Of course, this is a novel in which every thesis is accompanied by its antithesis, and so a persuasive case counter to the above could be made on behalf, let us say, of J.T. But what is important to realise is that readers are not only openly encouraged (by the way the novel is structured) to enter into the ‘debate’, they are also made to reflect on the terms of their own preference. This, again, is a Brechtian feature of Outside the House of Baal: the novel is designed to bring readers face to face with their own presuppositions and hidden value systems. Moreover, it contextualises these, showing them to be not uniquely personal to its readers, but rather embedded in a specific period and social background. In other words, like Brecht’s plays, the novel not only shows us ‘history’, it leads us to experience ourselves as historical beings. So, for instance, our sneaking preference for J.T. (or, alternately, for Lydia) is represented to us by the noncommittal text in a manner which makes clear the social origins and ramifications of our judgement. The novel deals as equivocally with time as it does with the main characters, refusing to let the past entirely get the better of the present, or the present of the past.
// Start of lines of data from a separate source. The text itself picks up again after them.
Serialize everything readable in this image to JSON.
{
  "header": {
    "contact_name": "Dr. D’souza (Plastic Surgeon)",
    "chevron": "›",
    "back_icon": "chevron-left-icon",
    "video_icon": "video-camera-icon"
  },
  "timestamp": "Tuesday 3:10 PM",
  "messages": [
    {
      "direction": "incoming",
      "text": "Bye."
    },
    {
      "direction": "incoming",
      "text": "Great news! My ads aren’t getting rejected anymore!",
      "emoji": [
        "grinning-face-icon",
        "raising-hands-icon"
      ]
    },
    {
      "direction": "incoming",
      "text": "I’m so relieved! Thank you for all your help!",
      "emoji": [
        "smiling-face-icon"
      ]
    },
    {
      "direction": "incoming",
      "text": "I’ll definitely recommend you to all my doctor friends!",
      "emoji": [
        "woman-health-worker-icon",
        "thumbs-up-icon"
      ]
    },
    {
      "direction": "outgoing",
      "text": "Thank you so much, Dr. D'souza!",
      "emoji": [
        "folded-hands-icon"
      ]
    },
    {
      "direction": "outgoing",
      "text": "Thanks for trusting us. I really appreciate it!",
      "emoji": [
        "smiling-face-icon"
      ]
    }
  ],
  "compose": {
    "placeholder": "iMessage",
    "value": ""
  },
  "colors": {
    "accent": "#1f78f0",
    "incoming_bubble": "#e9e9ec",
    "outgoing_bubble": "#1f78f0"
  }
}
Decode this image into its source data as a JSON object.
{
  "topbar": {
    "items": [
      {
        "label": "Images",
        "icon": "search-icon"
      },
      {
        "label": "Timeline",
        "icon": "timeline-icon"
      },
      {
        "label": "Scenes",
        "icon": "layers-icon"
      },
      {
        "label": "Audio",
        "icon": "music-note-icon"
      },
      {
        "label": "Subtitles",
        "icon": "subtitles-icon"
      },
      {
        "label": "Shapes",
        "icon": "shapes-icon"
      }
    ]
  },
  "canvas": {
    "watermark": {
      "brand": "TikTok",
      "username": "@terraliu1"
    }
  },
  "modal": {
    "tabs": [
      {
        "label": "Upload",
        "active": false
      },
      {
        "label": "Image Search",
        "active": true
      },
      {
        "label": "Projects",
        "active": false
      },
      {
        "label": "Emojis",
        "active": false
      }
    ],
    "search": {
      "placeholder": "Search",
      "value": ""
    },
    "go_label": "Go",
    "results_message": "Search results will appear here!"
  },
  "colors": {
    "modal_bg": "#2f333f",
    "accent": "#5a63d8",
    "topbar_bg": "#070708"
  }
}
The title would seem to endorse J.T.’s view of contemporary Wales as pub-and-club land, but even in the matter of drink the inhabitants of the past seem scarcely more abstemious than those of the present, and J.T.’s fierce hostility to the ‘House of Baal’ is understandable in view of his alcoholic father. When an aged Pa querulously complains about the new maid, Kate reminds him of the sharp practices of Mary Parry Rice in the old days. The advances made in medicine are emphasised, and J.T. himself is impatient with the nostalgic maunderings of Henry Bowen, with his lament for the loss of law and order and his complaint about the disrespect of the young. But at the same time, J.T. cannot suppress a pang when he realises the young photographer with the pigeon on his shoulder has no idea that the dove is the symbol of the Holy Spirit.